If you have problems with your jaw that cannot be corrected with orthodontic treatment alone, corrective jaw surgery may be considered. Your braces will be on before surgery and during recovery, until you are completely healed and proper alignment has occurred. To make sure you are getting the most out of your treatment, your orthodontist will work with your surgeon.
Corrective jaw surgery should only be performed when the jaw has completed its growth. This occurs around 14 to 16 years for females and 17 to 21 years for males.
What does corrective jaw surgery improve?
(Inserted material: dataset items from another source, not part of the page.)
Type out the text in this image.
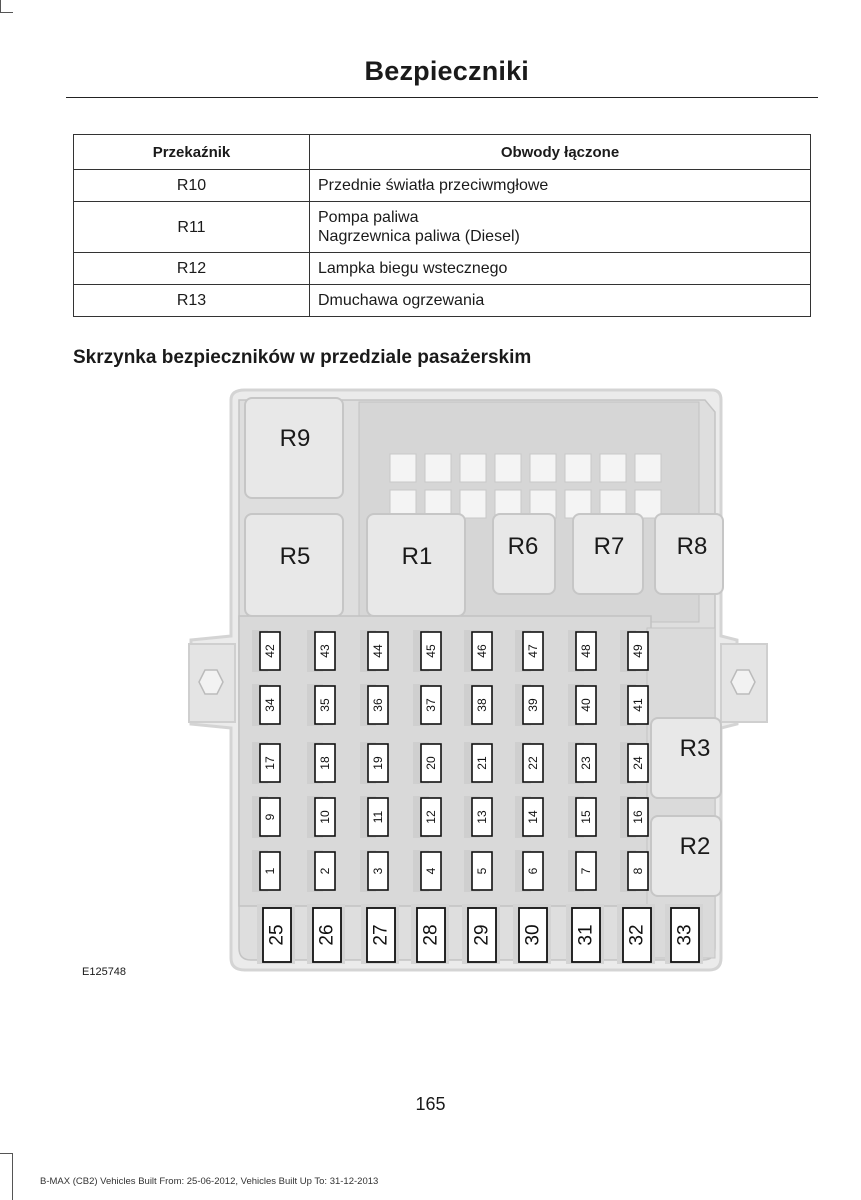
Bezpieczniki
Przekaźnik	Obwody łączone
R10	Przednie światła przeciwmgłowe
R11	Pompa paliwa
Nagrzewnica paliwa (Diesel)

R12	Lampka biegu wstecznego
R13	Dmuchawa ogrzewania
Skrzynka bezpieczników w przedziale pasażerskim
R9
R5	R1	R6 R7 R8
R3
R2
42	43	44	45	46	47	48	49
34	35	36	37	38	39	40	41
17	18	19	20	21	22	23	24
9	10	11	12	13	14	15	16
1	2	3	4	5	6	7	8
25 26 27 28 29 30 31 32 33
E125748
165
B-MAX (CB2) Vehicles Built From: 25-06-2012, Vehicles Built Up To: 31-12-2013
There are many benefits to corrective jaw surgery, including:
- Improved chewing and biting
- Correction of swallowing problems
- Improved speech
- Reduced wear and tear on teeth
- Correction of an open bite, where the molars don’t touch the front teeth
- Repaired facial imbalance, such as small chins, underbites, overbites, and crossbites
- Improved ability for lips to close completely and comfortably
- Relief of pain associated with temporomandibular joint (TMJ) disorder or other jaw problems
- Repaired facial injuries or birth defects
- Relief for obstructive sleep apnea
Where can jaw surgery be performed?
There are three sections a surgeon can work on:
- Upper jaw
- Receded or protruding upper jaw
- Too much or too little of your teeth showing
- Open bite
- Facial growth of the middle of the face
- Lower jaw
- Receded lower jaw
- Protruding lower jaw
- Chin: Surgery of the chin can correct patients with a small chin. Small chins often accompany a severely receded lower jaw, which can cause many of the problems listed above. Typically, the altering of the jaw as well as restructure of the chin can be done in the same surgery.